I do wonder how these
By anon
Thu, 03/03/2016 - 11:38am
I do wonder how these accusations of a racist administration and racist students is impacting ALL students at BLS. This kind of negative national attention directed at kids who are already under an enormous amount of academic pressure must be overwhelming. Will the student who made the disgusting lynching comment be expelled? And if not, then why the hell not? Will his/her parents be held accountable? A racist out-of-state tweeter and a racist student and an unacceptable response to this racist student is certainly giving a bad reputation to a public school and its students which I thought were supposed to represent the best and brightest that Boston had to offer.
METCO & non-white enrollment at BLS
By Anonyme
Thu, 03/03/2016 - 12:44pm
Perhaps Metco is attracting students who might otherwise go to BLS. White students don't have that option, so it makes getting into the exam school even more important for many.
A friend of my dad's attended BLS in the late 1940's.
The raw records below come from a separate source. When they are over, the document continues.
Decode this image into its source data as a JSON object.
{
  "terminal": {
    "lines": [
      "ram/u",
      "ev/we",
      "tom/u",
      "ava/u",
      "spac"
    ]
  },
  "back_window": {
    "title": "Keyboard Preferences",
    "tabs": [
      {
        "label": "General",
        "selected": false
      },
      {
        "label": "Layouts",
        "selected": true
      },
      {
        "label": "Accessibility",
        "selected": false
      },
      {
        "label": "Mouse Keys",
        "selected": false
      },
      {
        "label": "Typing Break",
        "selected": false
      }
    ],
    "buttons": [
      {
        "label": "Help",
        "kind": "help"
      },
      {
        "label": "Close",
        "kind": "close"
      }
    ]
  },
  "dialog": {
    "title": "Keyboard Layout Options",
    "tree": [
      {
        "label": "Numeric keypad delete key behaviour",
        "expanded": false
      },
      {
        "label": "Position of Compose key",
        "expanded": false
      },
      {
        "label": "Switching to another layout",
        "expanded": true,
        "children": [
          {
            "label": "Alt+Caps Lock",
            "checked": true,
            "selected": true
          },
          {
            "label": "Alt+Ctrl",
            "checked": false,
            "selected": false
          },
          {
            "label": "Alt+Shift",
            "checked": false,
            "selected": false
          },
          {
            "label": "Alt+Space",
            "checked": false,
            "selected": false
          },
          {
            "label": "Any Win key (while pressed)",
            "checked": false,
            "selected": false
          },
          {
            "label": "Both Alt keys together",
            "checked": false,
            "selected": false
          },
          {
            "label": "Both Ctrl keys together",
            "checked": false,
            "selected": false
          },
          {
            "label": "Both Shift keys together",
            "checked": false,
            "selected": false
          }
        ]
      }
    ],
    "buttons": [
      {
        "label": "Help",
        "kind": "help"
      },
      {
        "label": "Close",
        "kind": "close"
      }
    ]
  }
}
Then, it was as much as FIVE hours of homework per night. His graduating class was over 50% Jewish, which did not reflect either the freshman class or the city's demographics. According to him, Jewish families were just very insistent that their boys stay there, and wouldn't let them transfer out because they didn't like the workload.
I think that the exam and charter schools, and the Metco program, attract the kids of the most involved, motivated parents. Which may explain a good deal of their success relative to the other schools.
It seems there ought to be something short of a federal investigation to look into this, maybe at the state level?
Sibiling considerations, too
By anon
Thu, 03/03/2016 - 3:44pm
My family moved from the NYC Public Schools to the suburbs when I was in middle school, as did a high number of my classmates in the honors/AP program path.
The reason was, while the oldest children in many of these families were solid candidates for getting into and thriving in a competitive exam school, the younger siblings were not showing a similar inclination or Type A personality. So rather than sort out 2-4 different schooling tracks for 2-4 children, they moved to a school district where the kids would just go to their local elementary/middle/high and that would be that. No thinking.
I suspect many parents opt to simplify logistics when picking schools.